Figure 1. NOTCH-dependent expression of M1 genes.

(A) Expression of M1 genes and (B) NOTCH receptors, Notch1 and Notch2, ligand, Dll4, and target, Hes1, in HMacs from control (Ctrl), high-fat diet–overfed (OF), alcohol (Alc), or combined OF+Alc mice (n = 3–5 per group). *P < 0.01, ^#P < 0.05, 1-way ANOVA. (C) Immunoblot showing increased NICD1 in HMacs from the OF+Alc mice. Results are representative of 4 different experiments. (D) DAPT suppresses gene expression in HMacs from OF+Alc mice (n = 3–5 per group). The dashed line refers to the mRNA levels of untreated HMacs, which are set at 1 for comparisons with DAPT-treated HMacs, both of which were isolated from the OF+Alc mice. *P < 0.05 vs.

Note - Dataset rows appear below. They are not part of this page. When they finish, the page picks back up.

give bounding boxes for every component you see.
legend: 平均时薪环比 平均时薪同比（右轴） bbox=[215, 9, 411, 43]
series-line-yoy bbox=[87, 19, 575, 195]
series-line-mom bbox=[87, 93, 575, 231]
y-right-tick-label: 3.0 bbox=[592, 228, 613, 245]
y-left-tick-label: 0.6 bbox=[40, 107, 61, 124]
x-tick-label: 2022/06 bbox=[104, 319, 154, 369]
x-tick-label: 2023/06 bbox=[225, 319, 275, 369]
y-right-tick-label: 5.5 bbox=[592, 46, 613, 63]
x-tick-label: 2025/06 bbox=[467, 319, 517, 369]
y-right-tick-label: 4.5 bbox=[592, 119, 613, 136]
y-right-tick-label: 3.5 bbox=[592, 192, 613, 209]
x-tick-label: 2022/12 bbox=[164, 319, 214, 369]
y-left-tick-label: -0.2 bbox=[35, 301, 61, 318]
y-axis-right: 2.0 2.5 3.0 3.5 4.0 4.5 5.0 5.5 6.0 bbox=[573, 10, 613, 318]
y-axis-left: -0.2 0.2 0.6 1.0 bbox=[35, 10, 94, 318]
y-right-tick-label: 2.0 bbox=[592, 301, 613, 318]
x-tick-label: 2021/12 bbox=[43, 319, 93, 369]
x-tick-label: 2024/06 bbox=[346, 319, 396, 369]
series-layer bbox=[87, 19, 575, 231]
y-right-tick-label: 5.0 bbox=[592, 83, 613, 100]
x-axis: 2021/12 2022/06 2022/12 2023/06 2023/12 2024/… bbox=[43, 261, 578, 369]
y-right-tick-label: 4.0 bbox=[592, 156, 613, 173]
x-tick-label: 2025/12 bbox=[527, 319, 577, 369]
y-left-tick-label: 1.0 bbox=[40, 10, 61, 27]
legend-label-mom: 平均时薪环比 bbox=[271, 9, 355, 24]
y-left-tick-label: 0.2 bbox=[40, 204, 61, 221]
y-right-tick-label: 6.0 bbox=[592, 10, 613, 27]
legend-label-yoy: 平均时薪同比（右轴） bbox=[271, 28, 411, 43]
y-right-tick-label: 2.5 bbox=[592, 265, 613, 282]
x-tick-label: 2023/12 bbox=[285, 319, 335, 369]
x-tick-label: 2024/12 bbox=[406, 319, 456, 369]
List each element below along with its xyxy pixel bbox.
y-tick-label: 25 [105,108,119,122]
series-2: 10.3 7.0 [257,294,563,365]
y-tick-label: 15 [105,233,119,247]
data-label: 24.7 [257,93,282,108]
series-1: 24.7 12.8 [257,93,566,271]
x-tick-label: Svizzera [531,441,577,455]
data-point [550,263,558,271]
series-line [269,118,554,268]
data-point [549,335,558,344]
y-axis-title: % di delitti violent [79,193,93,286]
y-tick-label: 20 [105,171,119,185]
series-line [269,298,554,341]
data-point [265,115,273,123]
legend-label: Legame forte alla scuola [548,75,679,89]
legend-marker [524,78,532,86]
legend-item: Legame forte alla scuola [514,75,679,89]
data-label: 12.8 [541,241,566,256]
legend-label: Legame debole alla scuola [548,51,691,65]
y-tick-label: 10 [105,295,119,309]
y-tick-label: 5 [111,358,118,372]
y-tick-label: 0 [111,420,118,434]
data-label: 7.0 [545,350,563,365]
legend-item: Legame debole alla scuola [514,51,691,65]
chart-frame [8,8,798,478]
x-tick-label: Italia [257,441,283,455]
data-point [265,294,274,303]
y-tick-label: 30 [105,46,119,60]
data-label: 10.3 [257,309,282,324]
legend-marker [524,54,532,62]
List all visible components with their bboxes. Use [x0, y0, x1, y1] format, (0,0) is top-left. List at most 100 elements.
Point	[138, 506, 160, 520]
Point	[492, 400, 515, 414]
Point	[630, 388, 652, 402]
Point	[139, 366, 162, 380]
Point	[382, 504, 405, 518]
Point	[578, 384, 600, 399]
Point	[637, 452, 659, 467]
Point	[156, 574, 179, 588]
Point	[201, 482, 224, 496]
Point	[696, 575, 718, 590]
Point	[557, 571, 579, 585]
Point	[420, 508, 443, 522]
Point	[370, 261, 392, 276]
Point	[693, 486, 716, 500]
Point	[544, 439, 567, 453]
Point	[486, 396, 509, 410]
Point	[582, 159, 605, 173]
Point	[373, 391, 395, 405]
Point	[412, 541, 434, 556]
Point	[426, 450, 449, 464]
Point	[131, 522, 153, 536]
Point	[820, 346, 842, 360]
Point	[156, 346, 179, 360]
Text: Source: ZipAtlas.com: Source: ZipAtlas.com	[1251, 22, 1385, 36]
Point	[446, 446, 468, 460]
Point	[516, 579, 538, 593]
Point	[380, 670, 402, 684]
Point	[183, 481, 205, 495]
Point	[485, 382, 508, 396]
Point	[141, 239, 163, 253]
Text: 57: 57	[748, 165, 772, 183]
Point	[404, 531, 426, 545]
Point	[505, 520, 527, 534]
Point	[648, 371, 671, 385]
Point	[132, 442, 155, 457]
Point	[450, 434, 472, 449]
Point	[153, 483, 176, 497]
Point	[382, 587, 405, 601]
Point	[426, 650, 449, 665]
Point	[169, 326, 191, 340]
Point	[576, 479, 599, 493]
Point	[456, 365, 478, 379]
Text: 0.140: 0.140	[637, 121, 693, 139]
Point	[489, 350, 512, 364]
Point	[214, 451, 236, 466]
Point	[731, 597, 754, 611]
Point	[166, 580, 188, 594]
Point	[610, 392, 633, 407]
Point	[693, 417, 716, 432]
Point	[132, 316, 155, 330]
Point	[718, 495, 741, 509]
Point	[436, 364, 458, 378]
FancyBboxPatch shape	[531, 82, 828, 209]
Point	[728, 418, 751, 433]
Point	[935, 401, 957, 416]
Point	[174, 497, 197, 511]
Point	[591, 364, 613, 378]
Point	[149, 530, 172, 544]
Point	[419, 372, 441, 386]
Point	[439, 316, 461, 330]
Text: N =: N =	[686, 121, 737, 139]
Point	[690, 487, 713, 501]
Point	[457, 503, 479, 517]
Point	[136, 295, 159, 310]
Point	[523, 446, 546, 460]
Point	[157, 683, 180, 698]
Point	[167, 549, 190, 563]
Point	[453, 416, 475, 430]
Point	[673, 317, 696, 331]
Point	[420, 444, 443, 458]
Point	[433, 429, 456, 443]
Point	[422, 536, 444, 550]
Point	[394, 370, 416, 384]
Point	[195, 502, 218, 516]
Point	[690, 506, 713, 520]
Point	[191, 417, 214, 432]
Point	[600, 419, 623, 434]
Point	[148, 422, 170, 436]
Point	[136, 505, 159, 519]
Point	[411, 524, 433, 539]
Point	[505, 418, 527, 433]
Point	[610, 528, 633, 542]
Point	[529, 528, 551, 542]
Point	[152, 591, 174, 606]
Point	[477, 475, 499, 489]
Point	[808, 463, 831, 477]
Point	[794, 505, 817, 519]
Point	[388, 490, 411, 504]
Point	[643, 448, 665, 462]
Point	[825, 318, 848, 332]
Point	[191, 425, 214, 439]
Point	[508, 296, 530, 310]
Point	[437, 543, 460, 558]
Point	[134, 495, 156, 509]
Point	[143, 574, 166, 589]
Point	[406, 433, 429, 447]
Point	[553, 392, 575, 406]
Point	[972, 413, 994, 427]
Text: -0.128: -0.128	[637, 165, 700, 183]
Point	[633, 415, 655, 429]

DAPT-untreated cells, t test. (E) Gene expression in cultured HMacs from WT and Notch1 KO mice treated with or without LPS (10 ng/ml, 4 hours) (n = 6 per group). *P < 0.05 vs. WT, ^#P < 0.05 vs. WT+LPS, 1-way ANOVA. (F) Average ChIP enrichment signals are shown over regions spanning ±5 kb around the transcription start sites (TSSs) of all the mouse genes from UCSC RefSeq database. Blue and red lines indicate the input (no immunoprecipitation) level and NICD1 enrichment by ChIP-seq, respectively. (G) Integrative Genomics Viewer genome browser tracks show the level of NICD1 enrichment near the Nos2 transcription start site in ChIP samples (blue) over input (red). Different genomic coordinates and genome window size for Nos2 (chr11:101,691,391-101,717,344; 26 kb) are shown with mm9 reference sequence (RefSeq) data. The transcription start site is shown by the dashed line.